Lennar falls on weak guidance

Lennar’s Q4 results Demonstrates both the strength of demand in the housing market and the impact of rising interest rates. The company’s revenue rose 21% year-over-year (YOY) to $10.17 billion and beat the consensus, but guidance remains weak. For Q4, sales were driven by a 13% increase in deliveries and an 8% increase in home prices, leading to strong results on the bottom line as well. Margins contracted on both the gross and household levels, but less than expected, resulting in adjusted earnings in the double digits and adjusted EPSup 16%, including share repurchase support. Adjusted earnings of $5.02 beat by $0.12, but that’s where the strength ends.

Expectedly, no news is good. The company expects a 15% contraction in new orders and a similar rate in FQ1. Backlog decreased by 21% due to an increase in cancellations running at 26% compared to only 12% in the previous year. Backlog and new orders are even more worrisome, as both these combined with price declines saw net values ​​decline by 24% and nearly 25%, respectively.
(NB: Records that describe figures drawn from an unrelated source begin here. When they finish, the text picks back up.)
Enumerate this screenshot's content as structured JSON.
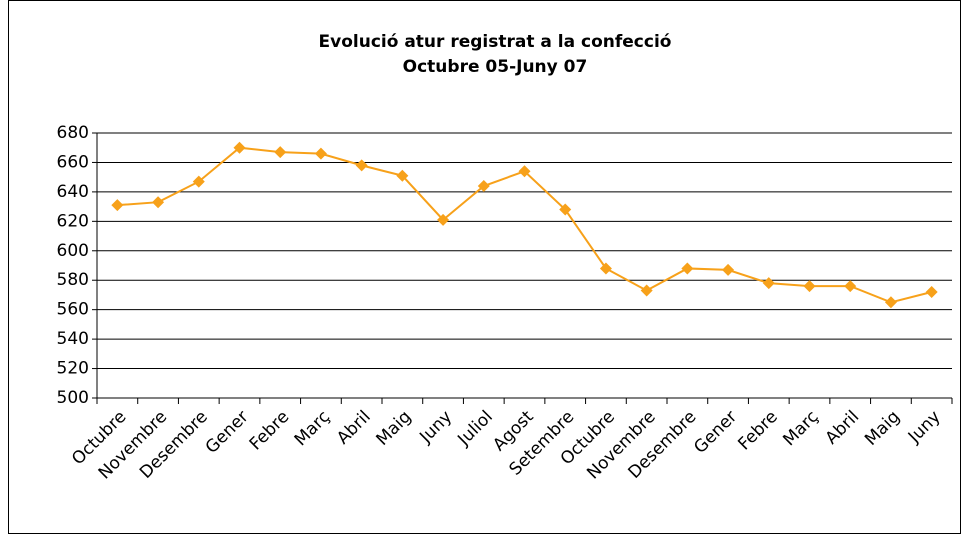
{
  "chart_data": {
    "type": "line",
    "title": "Evolució atur registrat a la confecció",
    "subtitle": "Octubre 05-Juny 07",
    "categories": [
      "Octubre",
      "Novembre",
      "Desembre",
      "Gener",
      "Febre",
      "Març",
      "Abril",
      "Maig",
      "Juny",
      "Juliol",
      "Agost",
      "Setembre",
      "Octubre",
      "Novembre",
      "Desembre",
      "Gener",
      "Febre",
      "Març",
      "Abril",
      "Maig",
      "Juny"
    ],
    "values": [
      631,
      633,
      647,
      670,
      667,
      666,
      658,
      651,
      621,
      644,
      654,
      628,
      588,
      573,
      588,
      587,
      578,
      576,
      576,
      565,
      572
    ],
    "color": "#f7a11a",
    "ylim": [
      500,
      680
    ],
    "yticks": [
      500,
      520,
      540,
      560,
      580,
      600,
      620,
      640,
      660,
      680
    ],
    "grid": true
  }
}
As for guidance, the company expects deliveries for Q1 and FY2023 below analyst consensus, and there is a high risk of underperformance, hence the stock moving lower.

The analyst’s feeling was convincing to Lennar

Analyst sentiment at Lennar is solid, but take this with a grain of salt. The rating of 16 analysts is a very weak “moderate buy” and is on two upgrades that came out before the F2023 guidance was released. The price target is up, but there is only 10% upside and there are other risks. Stocks have come under less pressure in the first two months of December 2022 with companies raising pressure. In light of this, the stock could see some upside but take profits in the $92 range.

The chart was good going into the report, but the best that can be said right now is within the stock range. The top of the range is near $92 and will remain so until homebuilding sales improve. The latest reading on the NAHB Home Builder Sentiment Index doesn’t suggest that will be the case Very soon. Based on what the FOMC just said, that time may not come until 2024. There will be plenty of opportunities to buy this name in the medium term.

Now is not the time to buy Lennar, but the time is coming

Before you even consider Lennar, you need to ask this.

MarketBeat tracks Wall Street’s top-rated and best-performing research analysts and the stocks they recommend to clients on a daily basis. As MarketBeat identified Five stocks The best analysts quietly whisper to their clients, buy now before the broader market catches up… and Lennar is off the list.

Although Lennar currently has a “moderate buy” rating among analysts, top analysts believe these five stocks are great buys.